LONDON (Reuters) - HSBC Holdings (HSBA.L), Europe’s biggest bank, posted higher first-half profit and struck an upbeat tone on the global economy on Monday, despite a big rise in bad debts linked to its problems in the U.S. housing market.
HSBC (0005.HK), which blamed bad U.S. mortgage loans for its first ever profit warning earlier this year, said pre-tax profit rose 13 percent to $14.16 billion in the six months to June 30, boosted by strong growth in Hong Kong, Asia-Pacific and record profits from its investment banking arm.
That was ahead of an average forecast of $13.27 billion (6.55 billion pounds) from a Reuters Estimates poll of nine analysts.
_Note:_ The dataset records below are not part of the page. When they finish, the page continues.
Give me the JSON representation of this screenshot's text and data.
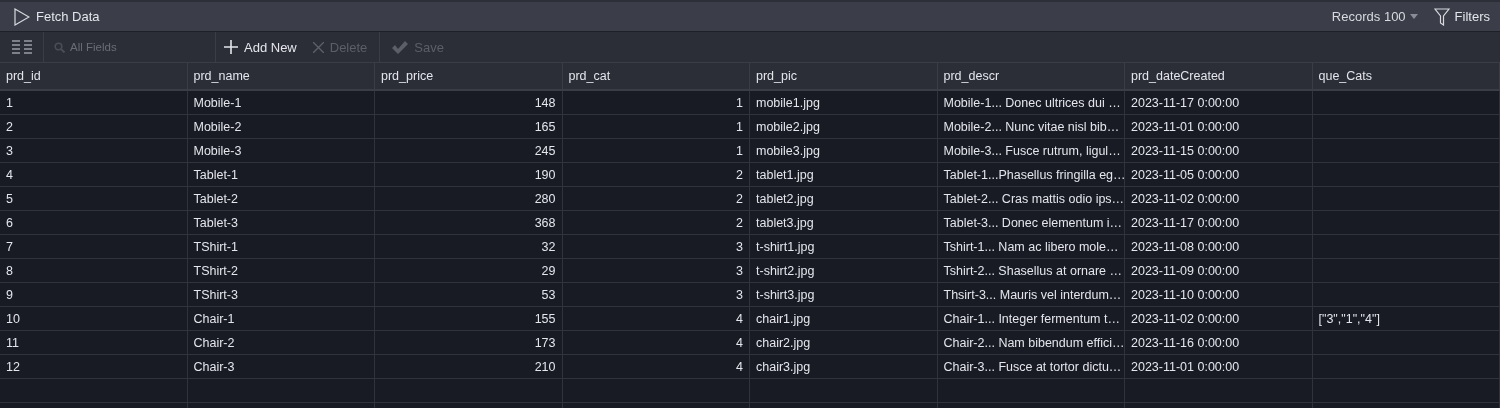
{
  "title_bar": {
    "action": "Fetch Data",
    "records_label": "Records",
    "records_value": "100",
    "filters": "Filters"
  },
  "toolbar": {
    "search_placeholder": "All Fields",
    "buttons": [
      {
        "label": "Add New",
        "kind": "add",
        "disabled": false
      },
      {
        "label": "Delete",
        "kind": "delete",
        "disabled": true
      },
      {
        "label": "Save",
        "kind": "save",
        "disabled": true
      }
    ]
  },
  "table": {
    "columns": [
      {
        "label": "prd_id",
        "kind": "text"
      },
      {
        "label": "prd_name",
        "kind": "text"
      },
      {
        "label": "prd_price",
        "kind": "number"
      },
      {
        "label": "prd_cat",
        "kind": "number"
      },
      {
        "label": "prd_pic",
        "kind": "text"
      },
      {
        "label": "prd_descr",
        "kind": "text"
      },
      {
        "label": "prd_dateCreated",
        "kind": "text"
      },
      {
        "label": "que_Cats",
        "kind": "text"
      }
    ],
    "rows": [
      [
        "1",
        "Mobile-1",
        "148",
        "1",
        "mobile1.jpg",
        "Mobile-1... Donec ultrices dui …",
        "2023-11-17 0:00:00",
        ""
      ],
      [
        "2",
        "Mobile-2",
        "165",
        "1",
        "mobile2.jpg",
        "Mobile-2... Nunc vitae nisl bib…",
        "2023-11-01 0:00:00",
        ""
      ],
      [
        "3",
        "Mobile-3",
        "245",
        "1",
        "mobile3.jpg",
        "Mobile-3... Fusce rutrum, ligul…",
        "2023-11-15 0:00:00",
        ""
      ],
      [
        "4",
        "Tablet-1",
        "190",
        "2",
        "tablet1.jpg",
        "Tablet-1...Phasellus fringilla eg…",
        "2023-11-05 0:00:00",
        ""
      ],
      [
        "5",
        "Tablet-2",
        "280",
        "2",
        "tablet2.jpg",
        "Tablet-2... Cras mattis odio ips…",
        "2023-11-02 0:00:00",
        ""
      ],
      [
        "6",
        "Tablet-3",
        "368",
        "2",
        "tablet3.jpg",
        "Tablet-3... Donec elementum i…",
        "2023-11-17 0:00:00",
        ""
      ],
      [
        "7",
        "TShirt-1",
        "32",
        "3",
        "t-shirt1.jpg",
        "Tshirt-1... Nam ac libero mole…",
        "2023-11-08 0:00:00",
        ""
      ],
      [
        "8",
        "TShirt-2",
        "29",
        "3",
        "t-shirt2.jpg",
        "Tshirt-2... Shasellus at ornare …",
        "2023-11-09 0:00:00",
        ""
      ],
      [
        "9",
        "TShirt-3",
        "53",
        "3",
        "t-shirt3.jpg",
        "Thsirt-3... Mauris vel interdum…",
        "2023-11-10 0:00:00",
        ""
      ],
      [
        "10",
        "Chair-1",
        "155",
        "4",
        "chair1.jpg",
        "Chair-1... Integer fermentum t…",
        "2023-11-02 0:00:00",
        "[\"3\",\"1\",\"4\"]"
      ],
      [
        "11",
        "Chair-2",
        "173",
        "4",
        "chair2.jpg",
        "Chair-2... Nam bibendum effici…",
        "2023-11-16 0:00:00",
        ""
      ],
      [
        "12",
        "Chair-3",
        "210",
        "4",
        "chair3.jpg",
        "Chair-3... Fusce at tortor dictu…",
        "2023-11-01 0:00:00",
        ""
      ]
    ]
  }
}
But the bank said it benefited from a gain of almost $1.1 billion from the dilution of its mainland Chinese holdings and that pre-tax profit was up 5 percent excluding that gain.
London-based HSBC said its charge for bad debts was $6.35 billion in the first half of the year, up 63 percent from $3.89 billion in the same period last year as it continued to suffer from past loans to the hard hit U.S. subprime mortgage sector.
By 1500 GMT its shares were up 2.3 percent at 900.5 pence, one of the best performing stocks in the FTSE 100 index and valuing the bank at 106 billion pounds ($216 billion).
“The shares are probably reacting to the fact that credit quality seems to be under control, it hasn’t got any worse despite some of the concerns that have been coming out over the last two or three weeks,” said Ian Poulter, analyst at stockbroker Teather & Greenwood.
“That gives a degree of confidence and they are showing good growth in a lot of other areas,” he added.
HSBC said its handling of U.S. housing problems was on track, although it acknowledged the rest of this year will stay tough due to an expected rise in the number of homeowners on adjustable rate mortgages shifting to a higher repayment.
“We’re ahead of expectations at this stage,” HSBC Chief Executive Michael Geoghegan said at a press conference, adding the deterioration in impairments was as expected.
HSBC estimated it will see $5.3 billion of mortgage resets in the second half, but it had previously expected $10 billion of resets in 2007, including $7 billion in the second half.
HSBC Chairman Stephen Green said the bank was not interested in bidding for ABN AMRO AAH.AS, the Dutch bank at the heart of the world’s biggest bank takeover battle between Barclays (BARC.L) and a consortium led by Royal Bank of Scotland (RBS.L).
He said ABN’s core business was not where HSBC was targeting its growth, but the bank is willing to spend on acquisitions and organically to accelerate growth in Asia.
“We will not shy away from investment opportunities in the region ... we intend to boost our number one position in Asia and the Middle East,” Geoghegan added, saying he would also look at deals in Latin America.
HSBC sounded an upbeat note on the global economy, saying weakness in the United States was not constraining economic activity elsewhere.
It said there were risks to the world economic outlook — and excess liquidity in global financial markets could lead to further asset price dislocation — and it remained cautious in its risk appetite.
Underlying revenues rose 16 percent in the first half, just outpacing cost growth of 15 percent.
The bank said growth was driven by an “excellent performance” in Asia — where profits in Hong Kong rose by a quarter and in the rest of Asia-Pacific by 37 percent.
Profits in its CIBM investment bank arm rose by almost one-third to a record $4.2 billion.
HSBC has scaled back its ambitions for CIBM this year and now says it will be emerging markets-led and financing focused, rather than trying to take on Wall Street’s biggest banks in merger and acquisition advisory.